После истории мы с Дашкой спускаемся на первый этаж. К тому времени листовок с моим текстом уже нигде нет. Я мысленно благодарю уборщицу, что спасла меня от очередных разговоров по углам. Да, в листовке нет имен, но от этого не легче. Кому приятно слушать осуждение своего творчества? Мне уж точно не нравится такое.
– Ой, гляди! – Даша останавливается в коридоре, показывая на урну для голосования. Ее уже установили возле охранника, того самого, который целыми днями зависает в телефоне. Народ потихоньку подходит, берет листики, чиркает там имена и кидает.
– Прямо как в школе, – вспоминаю я. – У нас тоже каждый год с девятого класса такое было.
– А у нас… – Дашка грустно вздыхает. – У нас в балетном считалось, что кроме сцены в головах у учеников ничего не должно быть. Мне даже интересно, как это все будет проходить, чем наградят. Может, проголосуем?
– Тогда я проголосую за тебя, – улыбаюсь я, желая поддержать подругу. Из того, что я успела узнать, Миронова – довольно одинокая девушка, в чем-то мы с ней схожи. Хотя с недавних пор ее одиночество скрашивает один из главных крашей универа. В этом, конечно, наше главное отличие.
– А я за тебя, – вдруг рядом с нами вырастает Толик Мамаев. И улыбается так загадочно, словно мы с ним друзья давние, и это не он недавно тащил нас с Дашкой в подсобку, где запер по просьбе своей дуры-подружки.
– Ты заболел? – холодно интересуюсь я. – Или перепутал нас с Лейлой?
– Вот, – он машет перед моим носом листком, а там… ну точно! Мое имя и фамилия. Только этого не хватало.
Внесем ясность: Лейла с ним мутит, и ее точно накроет так, что мама не горюй. Она и без того меня не переваривает, а если узнает, что ее парень отдал голос на дурацком конкурсе за меня, объявит войну.
– Не смей! – пищу я, махнув рукой в надежде забрать клочок бумаги.
– У тебя же Лейла есть, – озвучивает Дашка мои мысли вслух. – Разве ты не должен голосовать за нее?
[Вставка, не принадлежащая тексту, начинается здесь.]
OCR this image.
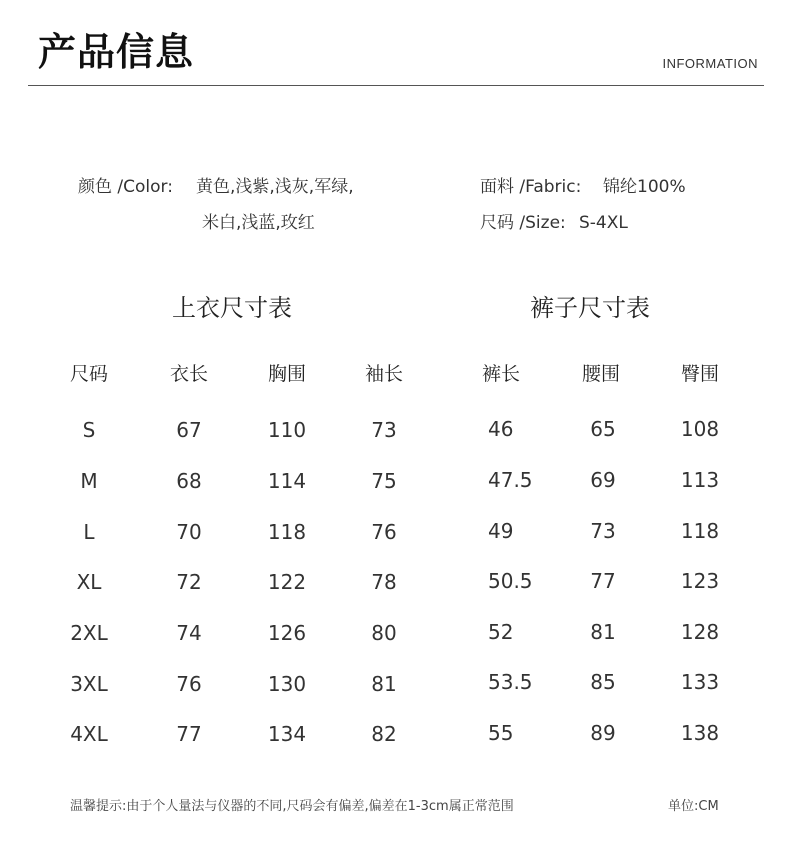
产品信息	INFORMATION
颜色 /Color: 黄色,浅紫,浅灰,军绿,
米白,浅蓝,玫红
面料 /Fabric: 锦纶100%
尺码 /Size: S-4XL
上衣尺寸表	裤子尺寸表
尺码	衣长	胸围	袖长
S	67	110	73
M	68	114	75
L	70	118	76
XL	72	122	78
2XL	74	126	80
3XL	76	130	81
4XL	77	134	82
裤长	腰围	臀围
46	65	108
47.5	69	113
49	73	118
50.5	77	123
52	81	128
53.5	85	133
55	89	138
温馨提示:由于个人量法与仪器的不同,尺码会有偏差,偏差在1-3cm属正常范围	单位:CM
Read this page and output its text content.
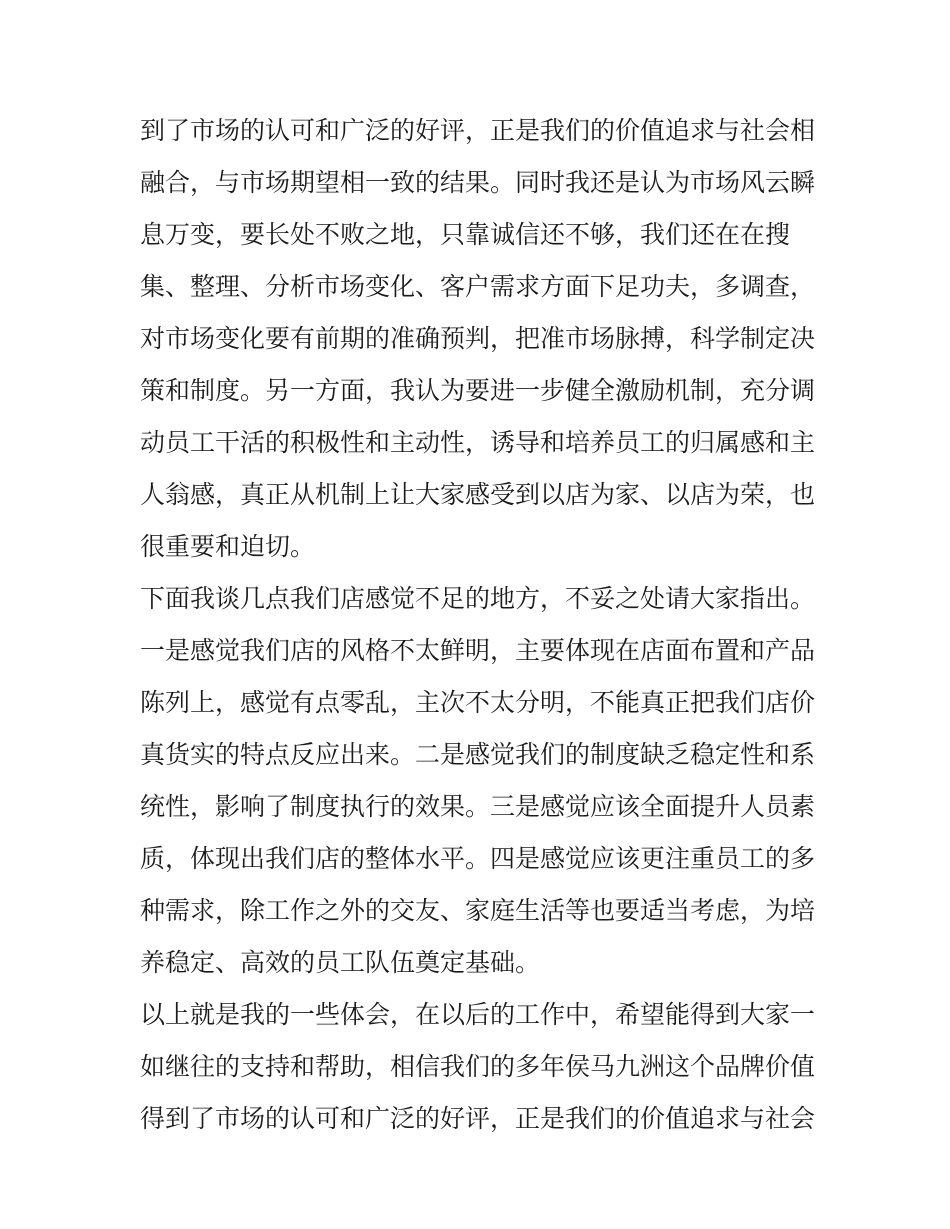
到了市场的认可和广泛的好评，正是我们的价值追求与社会相
融合，与市场期望相一致的结果。同时我还是认为市场风云瞬
息万变，要长处不败之地，只靠诚信还不够，我们还在在搜
集、整理、分析市场变化、客户需求方面下足功夫，多调查，
对市场变化要有前期的准确预判，把准市场脉搏，科学制定决
策和制度。另一方面，我认为要进一步健全激励机制，充分调
动员工干活的积极性和主动性，诱导和培养员工的归属感和主
人翁感，真正从机制上让大家感受到以店为家、以店为荣，也
很重要和迫切。
下面我谈几点我们店感觉不足的地方，不妥之处请大家指出。
一是感觉我们店的风格不太鲜明，主要体现在店面布置和产品
陈列上，感觉有点零乱，主次不太分明，不能真正把我们店价
真货实的特点反应出来。二是感觉我们的制度缺乏稳定性和系
统性，影响了制度执行的效果。三是感觉应该全面提升人员素
质，体现出我们店的整体水平。四是感觉应该更注重员工的多
种需求，除工作之外的交友、家庭生活等也要适当考虑，为培
养稳定、高效的员工队伍奠定基础。
以上就是我的一些体会，在以后的工作中，希望能得到大家一
如继往的支持和帮助，相信我们的多年侯马九洲这个品牌价值
得到了市场的认可和广泛的好评，正是我们的价值追求与社会
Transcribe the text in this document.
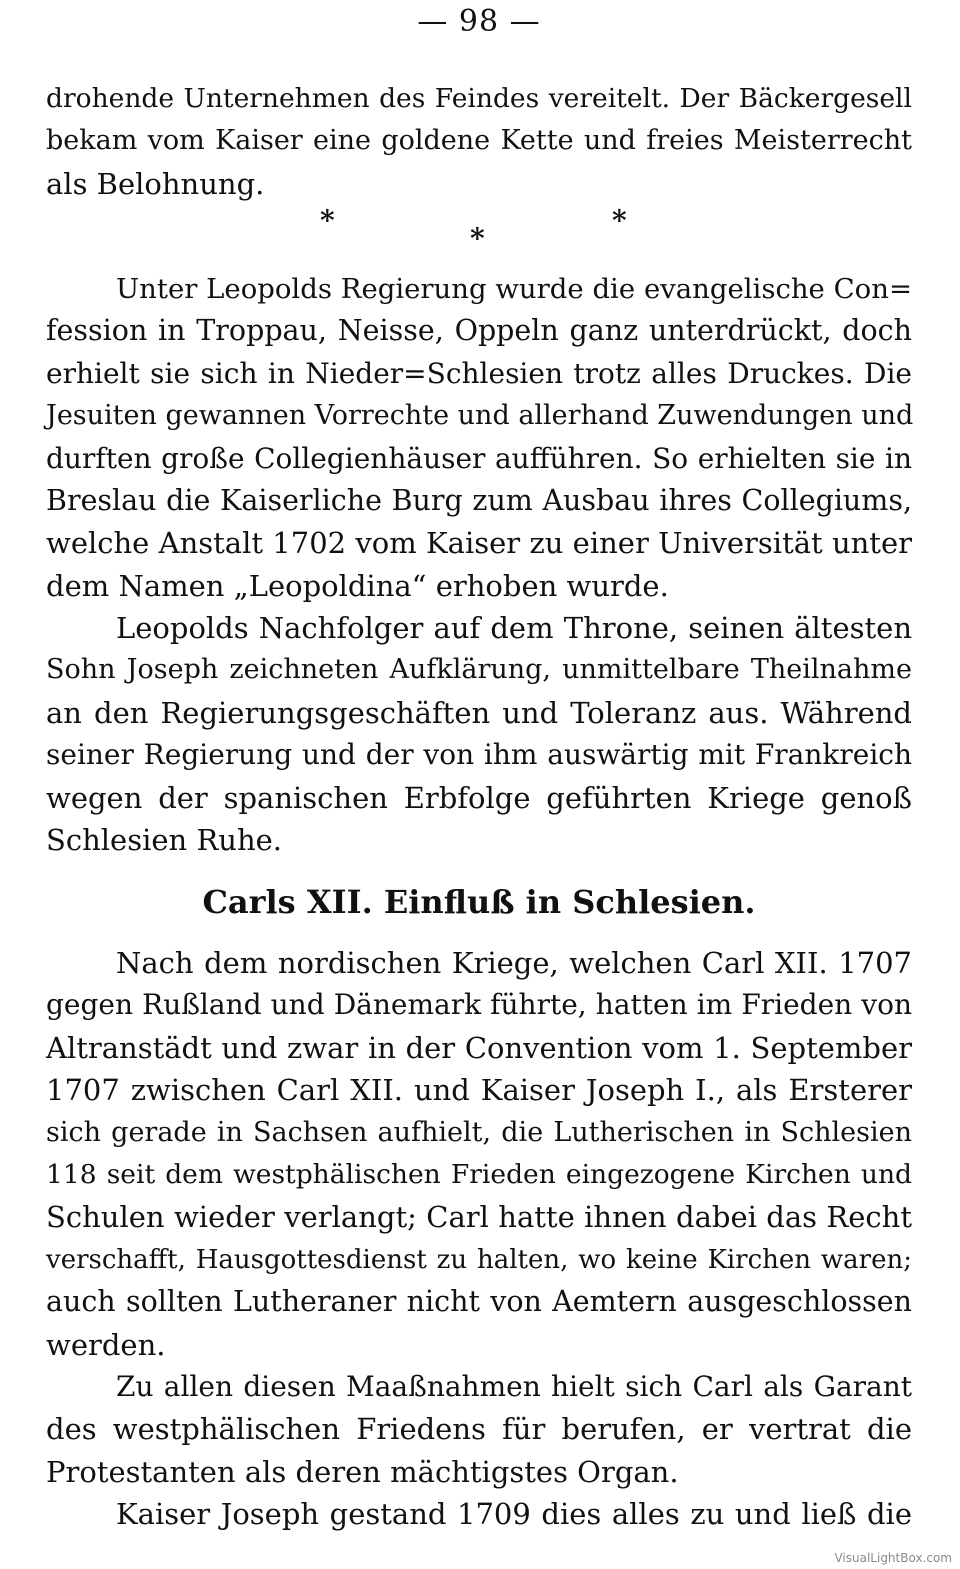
— 98 —

drohende Unternehmen des Feindes vereitelt. Der Bäckergesell
bekam vom Kaiser eine goldene Kette und freies Meisterrecht
als Belohnung.

*
*
*

Unter Leopolds Regierung wurde die evangelische Con=
fession in Troppau, Neisse, Oppeln ganz unterdrückt, doch
erhielt sie sich in Nieder=Schlesien trotz alles Druckes. Die
Jesuiten gewannen Vorrechte und allerhand Zuwendungen und
durften große Collegienhäuser aufführen. So erhielten sie in
Breslau die Kaiserliche Burg zum Ausbau ihres Collegiums,
welche Anstalt 1702 vom Kaiser zu einer Universität unter
dem Namen „Leopoldina“ erhoben wurde.

Leopolds Nachfolger auf dem Throne, seinen ältesten
Sohn Joseph zeichneten Aufklärung, unmittelbare Theilnahme
an den Regierungsgeschäften und Toleranz aus. Während
seiner Regierung und der von ihm auswärtig mit Frankreich
wegen der spanischen Erbfolge geführten Kriege genoß
Schlesien Ruhe.

Carls XII. Einfluß in Schlesien.

Nach dem nordischen Kriege, welchen Carl XII. 1707
gegen Rußland und Dänemark führte, hatten im Frieden von
Altranstädt und zwar in der Convention vom 1. September
1707 zwischen Carl XII. und Kaiser Joseph I., als Ersterer
sich gerade in Sachsen aufhielt, die Lutherischen in Schlesien
118 seit dem westphälischen Frieden eingezogene Kirchen und
Schulen wieder verlangt; Carl hatte ihnen dabei das Recht
verschafft, Hausgottesdienst zu halten, wo keine Kirchen waren;
auch sollten Lutheraner nicht von Aemtern ausgeschlossen
werden.

Zu allen diesen Maaßnahmen hielt sich Carl als Garant
des westphälischen Friedens für berufen, er vertrat die
Protestanten als deren mächtigstes Organ.

Kaiser Joseph gestand 1709 dies alles zu und ließ die

VisualLightBox.com
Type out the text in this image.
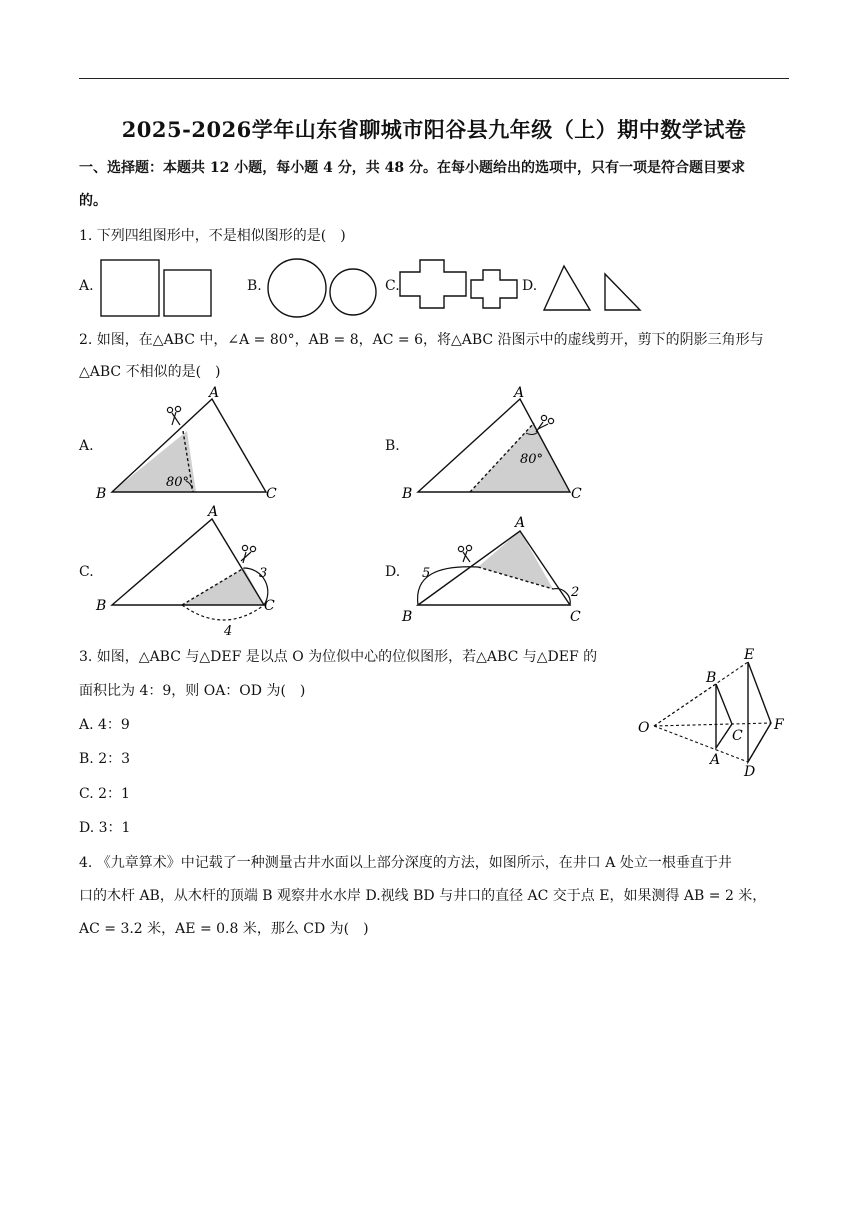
2025-2026学年山东省聊城市阳谷县九年级（上）期中数学试卷
一、选择题：本题共 12 小题，每小题 4 分，共 48 分。在每小题给出的选项中，只有一项是符合题目要求
的。
1. 下列四组图形中，不是相似图形的是(　)
A.	B.	C.	D.
2. 如图，在△ABC 中，∠A = 80°，AB = 8，AC = 6，将△ABC 沿图示中的虚线剪开，剪下的阴影三角形与
△ABC 不相似的是(　)
A.	B.
C.	D.
A
B	C
80°
A
B	C
80°
A
B	C
3
4
A
B	C
5
2
3. 如图，△ABC 与△DEF 是以点 O 为位似中心的位似图形，若△ABC 与△DEF 的
面积比为 4：9，则 OA：OD 为(　)
A. 4：9
B. 2：3
C. 2：1
D. 3：1
O
B
A
C
E
D
F
4. 《九章算术》中记载了一种测量古井水面以上部分深度的方法，如图所示，在井口 A 处立一根垂直于井
口的木杆 AB，从木杆的顶端 B 观察井水水岸 D.视线 BD 与井口的直径 AC 交于点 E，如果测得 AB = 2 米，
AC = 3.2 米，AE = 0.8 米，那么 CD 为(　)
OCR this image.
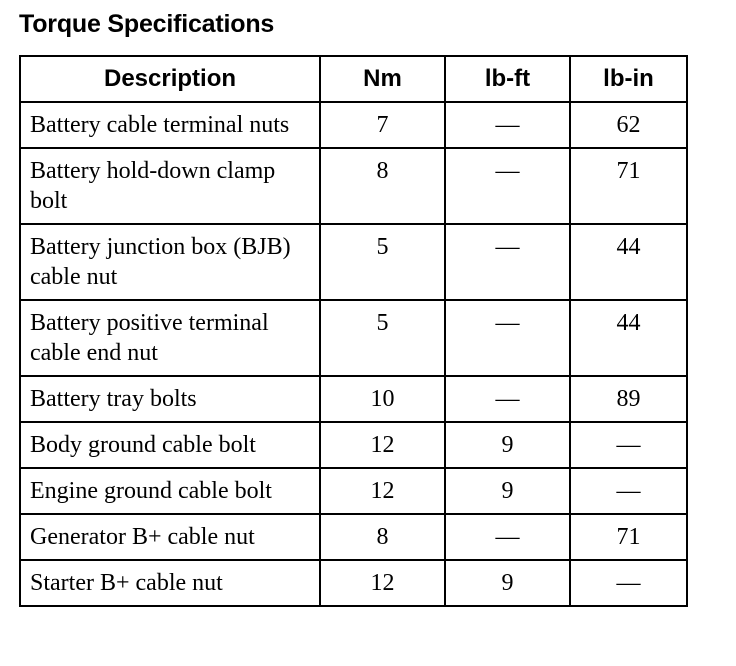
Torque Specifications
Description	Nm	lb-ft	lb-in
Battery cable terminal nuts	7	—	62
Battery hold-down clamp bolt	8	—	71
Battery junction box (BJB) cable nut	5	—	44
Battery positive terminal cable end nut	5	—	44
Battery tray bolts	10	—	89
Body ground cable bolt	12	9	—
Engine ground cable bolt	12	9	—
Generator B+ cable nut	8	—	71
Starter B+ cable nut	12	9	—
– Ну… – Толик ловко уворачивается и кладет бумажку в карман, перекатываясь с носка на пятку. Может, он еще что-то бы добавил, но рядом с нами как нельзя кстати вырастает Гор, притом с видом довольно раздраженным. Будто его все достали и он ищет, на ком бы спустить пар.
– Ты чего здесь трешься? – рявкает недовольно Глеб. От его грозного голоса даже мне делается не по себе. Неужели ревнует Дашу?
– Я это… Гор… – Толик мнется, он так-то побаивается Гора. Как я поняла, их компашку, с одной стороны, боготворят, с другой – стараются обходить стороной. Особенно Соболева. У моего фиктивного парня плохая репутация, несмотря на крайне привлекательную внешность.
– Брысь отсюда, – рычит Гордеев, и Мамаев, не дав мне выведать всю информацию, мчится к урне.
– Блин! – Я иду следом, желая остановить его. Ну не может он за меня голосовать. Лейла все равно узнает. Нет, я-то ее не боюсь, да только мне и без этой стервозины проблем хватает.
И пока я расталкиваю ребят, которые толпятся у маленького столика, желая отдать свой голос, Толик успевает запихнуть бумажку с моим именем внутрь.
– Нет. – Я кусаю от досады губу.
Мамаев проходит мимо и подмигивает, а затем удаляется восвояси. Мне же остается только гадать, зачем он это сделал и узнает ли про эту проделку Лейла.